Сквозь всхлипывания, обливаясь слезами, коварная женщина угрожала, умоляла, отказывалась отдать драгоценности. Но на этот раз Мерион был непоколебим. Он потребовал немедленно открыть ларец с браслетами и серьгами, которые стоили больших денег, потому что были украшены отличными рубинами и изумрудами. К тому же они были очень искусно сделаны и изумляли тонкой ювелирной работой.
— Ты отдашь мне все, что потребуется для этого дела, и я поеду в Александрию, в Пантикапей, в Мерв, в Балх — куда угодно поеду и буду искать несчастную Син-Нури. Наши дети не будут голодными, не будут нищими. Я достаточно поработал на своем веку. Но я не намерен сейчас готовить приданое дочерям, которые еще так малы, что нуждаются лишь в еде и мягкой постели. Я потрачу все свое достояние, чтобы выполнить долг перед Сфрагис и ее матерью. Видит бог, я им очень задолжал! И ведь это произошло по причине моего малодушия и но причине твоего злодейства. Если ты будешь мне мешать в этом деле, я займу деньги и поеду. Но когда вернусь, не скажу тебе. А мое покровительство нашему дому очень пошатнется.
— Я нисколько не боюсь того, что пошатнется твое покровительство нашей семье, — ответила жена. — Но я не хочу, что-бы ты тратил деньги понапрасну. И потому я сообщу тебе тайну, которую хранила долгие годы, потому что считала, что выше всего — благополучие моей семьи. В первый же год моего пребывания в этом доме случилось так, что в твое отсутствие в наш дом прибыл заезжий купец и спросил о тебе. Узнав, что тебя нет и что я хозяйка дома, он подал мне послание. Поскольку я не смогла его прочесть и очень хотела узнать, что написано в этом письме, я попросила его прочесть. Увы, я не училась грамоте, и мне это недоступно. Он прочел и оставил его мне. Я назвалась твоей сестрой.
— Говори скорей, что ты там прочла, злобное существо!
— Потише! Не оскорбляй меня, а то не расскажу! Я уже не помню сейчас подробностей, но запомнила самое главное. Син-Нури писала, что жива, что живет у римского вельможи в Александрии. Что если ты, Мерион, не пожалеешь денег на выкуп, то сможешь освободить ее из цепей рабства. Но если ты посчитаешь, что это слишком дорого, то можешь забыть ее, но непременно займись поисками дочери, Сфрагис, которая, возможно, тоже где-нибудь в Александрии. А может быть, где-нибудь в другом месте… Она просила привезти драгоценности для выкупа…

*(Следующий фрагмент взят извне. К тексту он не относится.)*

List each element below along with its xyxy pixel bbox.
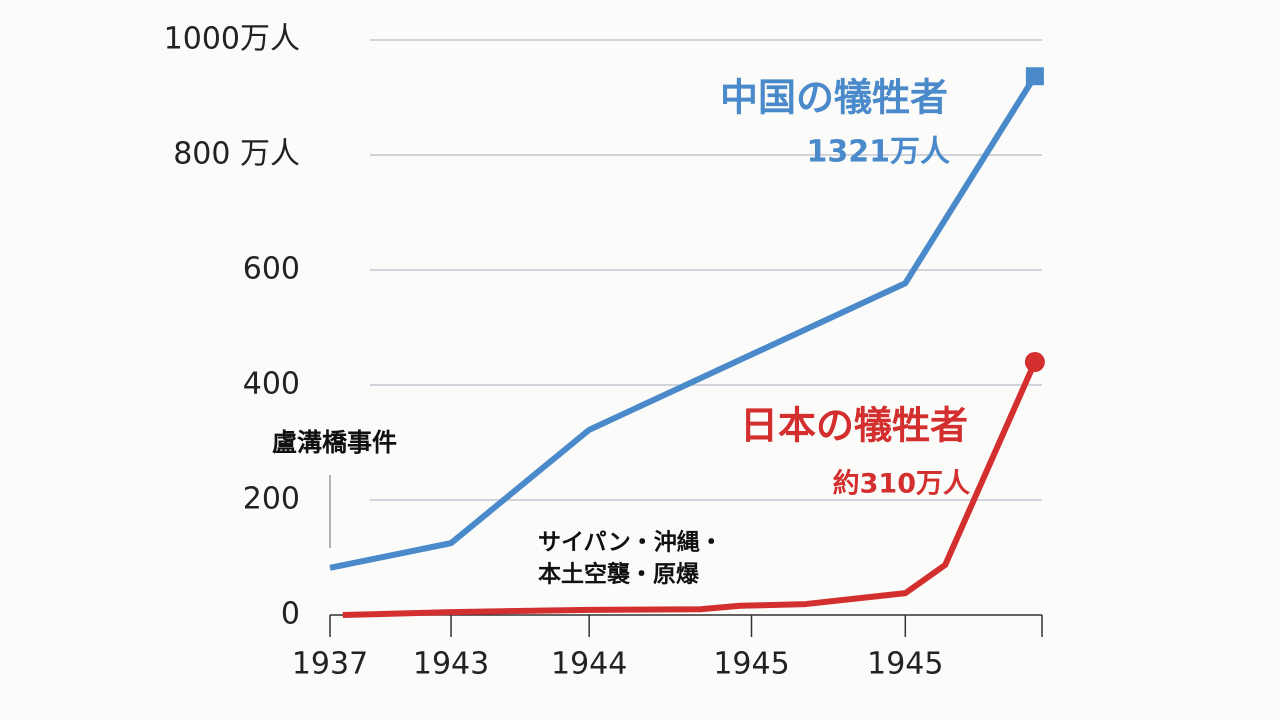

— Куда ты девала это письмо? Есть ли предел женскому коварству? — закричал Мерион. — Немедленно отдай мне это письмо! Боже мой, прошло уже девять лет с тех пор, как было прислано это письмо! Бедная Син-Нури решила, что я негодяй. И она была права. Что мне делать?..
— Я не могу дать тебе этого письма. У меня его нет. Заботясь о благополучии нашей семьи, я его порвала.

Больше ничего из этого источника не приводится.